Tabii ki mikrobiyomumuzun önemini de.
Bir çok hastalık mikrobiomumuzun iyi bakterilerin tümüne maruz kalmamış olmasından kaynaklanır. Bu da, doğal olarak, bağırsak sağlığımızı da olumsuz yönde etkiler.
Doğum sırasında mikrobiomumuza bir göz atalım. Bebek normal doğumla dünyaya gelirse annenin doğum kanalındaki bakterilere ekspoze olur ve “tüm” bakterilerle ”tanıştığı” için yaşamına başlarken “hazırlıklıdır”. Tabii burada varsaydığımız, annenin hamilelik süresinde antibiyotik ve diğer zararlı kimyasalları kullanmamış olması.
Eğer bebek sezaryen ameliyatıyla dünyaya getirilirse, annenin doğum kanalındaki bakterileri ile “tanışma” şansını yitirir. Bu da, ilerideki yaşamında bebeğin bazı hastalıklara karşı bağışıklık eksikliği çekmesine neden olur.
Dr. Perlmutter, söyleşisinde çok güzel bir yaratıcılık örneğine değiniyor. Sezaryen doğumu zorunlu bir bebeğin annesinin doğum kanalına doktorunun yerleştirdiği bir sünger, doğumdan sonra bebeğin yüzüne konuyor ve böylece bebek annenin mikrobiomundaki tüm bakterilere maruz bırakılıyor. Buna bir nevi “aşı” diyebiliriz.
Bir evvelki yazıda da değindiğim üzere, Dr. Liz Lipsky’nin bugün ki bağışıklık sisteminini tanımlamasını tekrarlayacağım: “Eski günlerde bağışıklık sistemlerimizin işi başından aşmış durumda idi. Şimdi ise, bol vakti olan ve ne muziplik yapabileceğini tasarlayan ergenlere benziyor”.
Bağışıklık sistemimiz bugünler de neden böyle atıl?
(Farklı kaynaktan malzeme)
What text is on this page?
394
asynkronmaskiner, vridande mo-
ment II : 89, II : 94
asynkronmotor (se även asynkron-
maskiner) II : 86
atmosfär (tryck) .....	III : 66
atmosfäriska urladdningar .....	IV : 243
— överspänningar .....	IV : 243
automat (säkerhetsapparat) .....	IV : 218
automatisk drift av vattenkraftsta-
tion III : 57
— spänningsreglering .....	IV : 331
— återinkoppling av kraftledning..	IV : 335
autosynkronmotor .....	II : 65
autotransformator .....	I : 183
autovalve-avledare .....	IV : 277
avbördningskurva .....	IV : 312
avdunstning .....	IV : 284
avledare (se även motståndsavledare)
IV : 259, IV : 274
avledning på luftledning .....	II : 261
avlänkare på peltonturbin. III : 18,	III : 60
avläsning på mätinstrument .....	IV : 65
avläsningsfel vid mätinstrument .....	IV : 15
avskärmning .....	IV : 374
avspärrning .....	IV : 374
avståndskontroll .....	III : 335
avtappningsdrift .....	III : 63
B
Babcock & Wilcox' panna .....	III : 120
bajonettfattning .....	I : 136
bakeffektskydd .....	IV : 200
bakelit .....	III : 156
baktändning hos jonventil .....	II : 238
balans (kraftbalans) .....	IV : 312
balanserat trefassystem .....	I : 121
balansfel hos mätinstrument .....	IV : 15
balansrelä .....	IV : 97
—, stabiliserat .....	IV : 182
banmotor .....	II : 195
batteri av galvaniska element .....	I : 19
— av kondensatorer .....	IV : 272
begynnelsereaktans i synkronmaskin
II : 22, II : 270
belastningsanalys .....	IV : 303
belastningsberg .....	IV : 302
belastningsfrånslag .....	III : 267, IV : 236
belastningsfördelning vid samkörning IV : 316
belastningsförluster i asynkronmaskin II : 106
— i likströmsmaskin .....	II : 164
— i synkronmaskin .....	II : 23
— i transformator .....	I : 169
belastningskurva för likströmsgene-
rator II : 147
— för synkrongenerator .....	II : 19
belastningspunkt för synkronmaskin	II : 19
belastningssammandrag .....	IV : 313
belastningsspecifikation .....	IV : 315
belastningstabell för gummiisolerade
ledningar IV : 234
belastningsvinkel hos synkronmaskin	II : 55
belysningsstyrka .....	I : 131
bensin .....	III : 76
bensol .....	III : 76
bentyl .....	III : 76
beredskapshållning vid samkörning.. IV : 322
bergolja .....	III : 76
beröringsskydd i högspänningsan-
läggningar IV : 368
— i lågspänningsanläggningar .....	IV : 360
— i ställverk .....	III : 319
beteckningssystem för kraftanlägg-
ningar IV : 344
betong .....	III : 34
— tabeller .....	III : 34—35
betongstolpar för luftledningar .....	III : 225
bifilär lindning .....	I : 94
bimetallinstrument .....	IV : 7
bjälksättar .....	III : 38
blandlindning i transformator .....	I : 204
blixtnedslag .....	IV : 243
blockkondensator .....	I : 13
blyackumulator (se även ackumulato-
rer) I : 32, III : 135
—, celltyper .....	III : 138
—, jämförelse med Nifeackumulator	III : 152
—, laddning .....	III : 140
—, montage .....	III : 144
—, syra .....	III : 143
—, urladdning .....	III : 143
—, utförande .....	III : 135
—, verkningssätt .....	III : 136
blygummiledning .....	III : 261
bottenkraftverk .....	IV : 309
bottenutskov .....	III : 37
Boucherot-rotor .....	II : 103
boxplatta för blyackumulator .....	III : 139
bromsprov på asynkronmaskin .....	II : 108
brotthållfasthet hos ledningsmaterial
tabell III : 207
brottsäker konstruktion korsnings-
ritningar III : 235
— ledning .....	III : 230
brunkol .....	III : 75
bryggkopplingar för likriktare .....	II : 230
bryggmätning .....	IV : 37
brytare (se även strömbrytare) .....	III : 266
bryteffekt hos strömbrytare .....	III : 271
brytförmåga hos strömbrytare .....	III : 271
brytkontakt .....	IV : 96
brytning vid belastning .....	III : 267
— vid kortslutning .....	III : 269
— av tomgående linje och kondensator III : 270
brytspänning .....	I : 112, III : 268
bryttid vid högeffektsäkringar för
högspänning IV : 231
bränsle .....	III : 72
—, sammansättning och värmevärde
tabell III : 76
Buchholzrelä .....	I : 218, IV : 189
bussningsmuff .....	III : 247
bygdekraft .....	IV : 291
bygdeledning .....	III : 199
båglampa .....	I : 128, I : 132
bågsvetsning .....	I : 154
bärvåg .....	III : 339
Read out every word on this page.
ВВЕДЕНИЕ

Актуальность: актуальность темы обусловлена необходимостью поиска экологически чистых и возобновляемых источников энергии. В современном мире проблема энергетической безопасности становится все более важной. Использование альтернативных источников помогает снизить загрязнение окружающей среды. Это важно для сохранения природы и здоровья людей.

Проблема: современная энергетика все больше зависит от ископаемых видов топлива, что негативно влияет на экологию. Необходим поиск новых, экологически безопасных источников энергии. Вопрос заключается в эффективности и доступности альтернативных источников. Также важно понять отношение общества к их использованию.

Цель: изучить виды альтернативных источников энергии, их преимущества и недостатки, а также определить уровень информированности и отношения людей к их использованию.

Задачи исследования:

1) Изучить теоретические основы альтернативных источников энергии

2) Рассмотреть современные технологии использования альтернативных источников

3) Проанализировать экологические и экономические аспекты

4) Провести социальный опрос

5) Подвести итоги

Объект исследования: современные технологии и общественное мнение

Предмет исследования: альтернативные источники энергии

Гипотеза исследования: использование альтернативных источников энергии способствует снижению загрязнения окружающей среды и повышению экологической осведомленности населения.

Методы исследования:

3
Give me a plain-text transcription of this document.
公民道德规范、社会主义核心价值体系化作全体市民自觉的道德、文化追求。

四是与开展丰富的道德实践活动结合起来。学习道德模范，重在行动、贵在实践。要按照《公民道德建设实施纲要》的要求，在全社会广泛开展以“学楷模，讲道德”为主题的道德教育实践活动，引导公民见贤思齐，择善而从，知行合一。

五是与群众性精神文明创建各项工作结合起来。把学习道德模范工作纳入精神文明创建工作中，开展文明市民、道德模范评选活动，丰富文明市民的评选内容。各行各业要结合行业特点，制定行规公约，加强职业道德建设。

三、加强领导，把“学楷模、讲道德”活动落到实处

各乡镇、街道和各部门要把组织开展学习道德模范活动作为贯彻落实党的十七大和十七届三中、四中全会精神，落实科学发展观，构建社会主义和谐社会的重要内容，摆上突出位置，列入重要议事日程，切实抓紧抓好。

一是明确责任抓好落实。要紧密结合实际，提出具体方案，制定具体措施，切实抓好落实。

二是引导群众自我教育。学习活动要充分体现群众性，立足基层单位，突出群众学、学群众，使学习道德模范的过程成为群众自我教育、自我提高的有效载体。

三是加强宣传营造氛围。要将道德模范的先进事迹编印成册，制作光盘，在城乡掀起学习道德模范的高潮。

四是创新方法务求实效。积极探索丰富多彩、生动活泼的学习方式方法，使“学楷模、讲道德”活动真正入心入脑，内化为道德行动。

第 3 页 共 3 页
- Anti-bakteriyel sabunlar (anne sütünde bile kalıntılarına rastlanıyor)
- Mikrop öldürücü el kremleri (bazı süpermarketlerde bile var)
- Toprak, ot ve doğayla temassızlık
- Kötü kimyevi içerikli şampuan ve sabunlarla her gün yıkanma
Sizi bilgilendirmek için, bir kaç örnek.
Bunu açık bir şekilde ortaya koyan bir araştırma sonucunda, değişik yerlerde yaşayan çocukların bağışıklık sistemleri “ölçülmüş”. En etkin bağışıklık sisteminden başlayarak, sıralama söyle:
- Gelişmekte olan ülkelerin köyünde yaşayanlar
- Gelişmiş ülkelerde kırsal kesimde yaşayanlar
- Gelişmiş ülkelerde şehirlerin banliyölerinde yaşayanlar
- Gelişmiş ülkelerin şehirlerinde yaşayanlar
Şehirlerde yaşayan çocuklar yararlı bakterilerle “tanışamadıkları” gibi, çok zararlı kimyasallara ve yiyeceklere maruz kalmaktalar.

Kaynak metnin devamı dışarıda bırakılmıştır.